Структура больших “сценариев” Григория Марка такова, что ее можно уподобить органной регистровке, при условии, что орган слегка расстроен и находится не в храме, а на базарной площади. Однако это все-таки орган, и исполняется на нем та самая музыка, которая приличествует именно органу, а не гармошке, и торжественность регистра сохраняется, несмотря на пьяные голоса и базарные драки. Сам факт присутствия органа — инструмента для исполнения церковной музыки — приводит к тому, что в любом “сценарии” (оставим это условное обозначение жанра) с начала и до конца чувствуется безостановочное движение вверх, на самую вершину людских возможностей, на ту точку, где человеческая жизнь напрямую скрещивается с человеческой смертью, а болотная хлябь ежедневности переходит в чистую материю страдания.
Для иллюстрации привожу начало и конец “Свадьбы”:
“Зал купеческого собрания.
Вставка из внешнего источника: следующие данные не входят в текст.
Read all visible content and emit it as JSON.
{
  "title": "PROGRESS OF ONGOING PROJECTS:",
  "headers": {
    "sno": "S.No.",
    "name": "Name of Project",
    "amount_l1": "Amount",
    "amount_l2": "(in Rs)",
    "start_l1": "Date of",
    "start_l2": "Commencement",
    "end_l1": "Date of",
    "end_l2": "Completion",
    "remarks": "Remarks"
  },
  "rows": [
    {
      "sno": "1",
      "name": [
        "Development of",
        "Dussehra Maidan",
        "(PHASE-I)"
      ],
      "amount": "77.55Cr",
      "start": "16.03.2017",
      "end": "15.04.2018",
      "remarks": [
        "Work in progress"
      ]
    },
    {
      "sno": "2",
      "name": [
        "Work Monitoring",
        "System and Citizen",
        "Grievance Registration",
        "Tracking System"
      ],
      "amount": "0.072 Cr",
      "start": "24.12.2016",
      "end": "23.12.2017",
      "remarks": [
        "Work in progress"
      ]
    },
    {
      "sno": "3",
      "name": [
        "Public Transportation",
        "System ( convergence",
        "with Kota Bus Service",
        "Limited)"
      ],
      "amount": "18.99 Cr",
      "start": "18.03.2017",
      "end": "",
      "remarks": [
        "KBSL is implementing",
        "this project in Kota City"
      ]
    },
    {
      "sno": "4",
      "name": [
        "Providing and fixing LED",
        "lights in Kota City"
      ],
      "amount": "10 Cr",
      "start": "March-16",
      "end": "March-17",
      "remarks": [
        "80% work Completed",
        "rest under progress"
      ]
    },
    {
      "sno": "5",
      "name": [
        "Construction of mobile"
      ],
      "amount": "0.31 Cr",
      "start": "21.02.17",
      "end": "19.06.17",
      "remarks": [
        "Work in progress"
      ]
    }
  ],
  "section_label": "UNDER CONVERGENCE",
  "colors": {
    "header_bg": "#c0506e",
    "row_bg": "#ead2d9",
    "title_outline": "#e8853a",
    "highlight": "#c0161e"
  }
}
Официанты в поддевках по-русски. Столик с трехэтажной едой. Стройные колонны белоголовых бутылок. Красные георгины в вазах… Очередь с подарками, виляя задом, елозит вокруг новообраченных. Нашпигованные долларами усоногие самцы-бизнесмены хлобызаются с лжеженихом. Размахивают руками. Маслянистыми пятнами мелькают в воздухе разъеденные потом подмышки. Алкоголь да благодать.” (“Имеющий быть”)
Это начало. Опускаем середину, в которой не происходит ничего, кроме бессмысленного безобразия, вызывающего у пишущего почти рвотную судорогу. Но вот действующих лиц и исполнителей свадьбы охватывает смертный страх (причиной его потом окажется розыгрыш, но не в этом дело!), и все эти уроды — нечто среднее между человечками Босха и существами из сна Татьяны — оказываются единой человеческой плотью, ждущей “наступления” души. Где-то она все же есть — испуганная, похожая на только что родившегося, еще не обмытого, в горячей материнской крови — младенца:
“Притихшие гости забиваются в угол. Осторожные всхлипыванья. Молодуху бьет колотун. На сцене лежат в прострации заваленные инструментами лабухи. Волосатый великан с национальными глазами обреченно смотрит на зверские маски. Коитуся на коленях, согнувшись, как цифра “2”, что-то бормочет. Распирая грудь, растет в ее теле душа. … Одна из гранат падает и с грохотом катится по полу. Коитуся начинает негромко молиться, и загнанная в угол свадьба, не отводя глаз от гранаты, повторяет за нею: “Господи, прости и помилуй! Господи…” (“Имеющий быть”)
С людьми происходит столь мощная метаморфоза, что ее можно обозначить, как чудо — одно из тех, которым открыт автор:
“Цирковые террористы выбегают следом, прихватив на ходу несколько белоголовых бутылок. За ними из темноты все громче ликующие слова молитвы: “Господи, помилуй! Господи, помилуй!.. Господи…”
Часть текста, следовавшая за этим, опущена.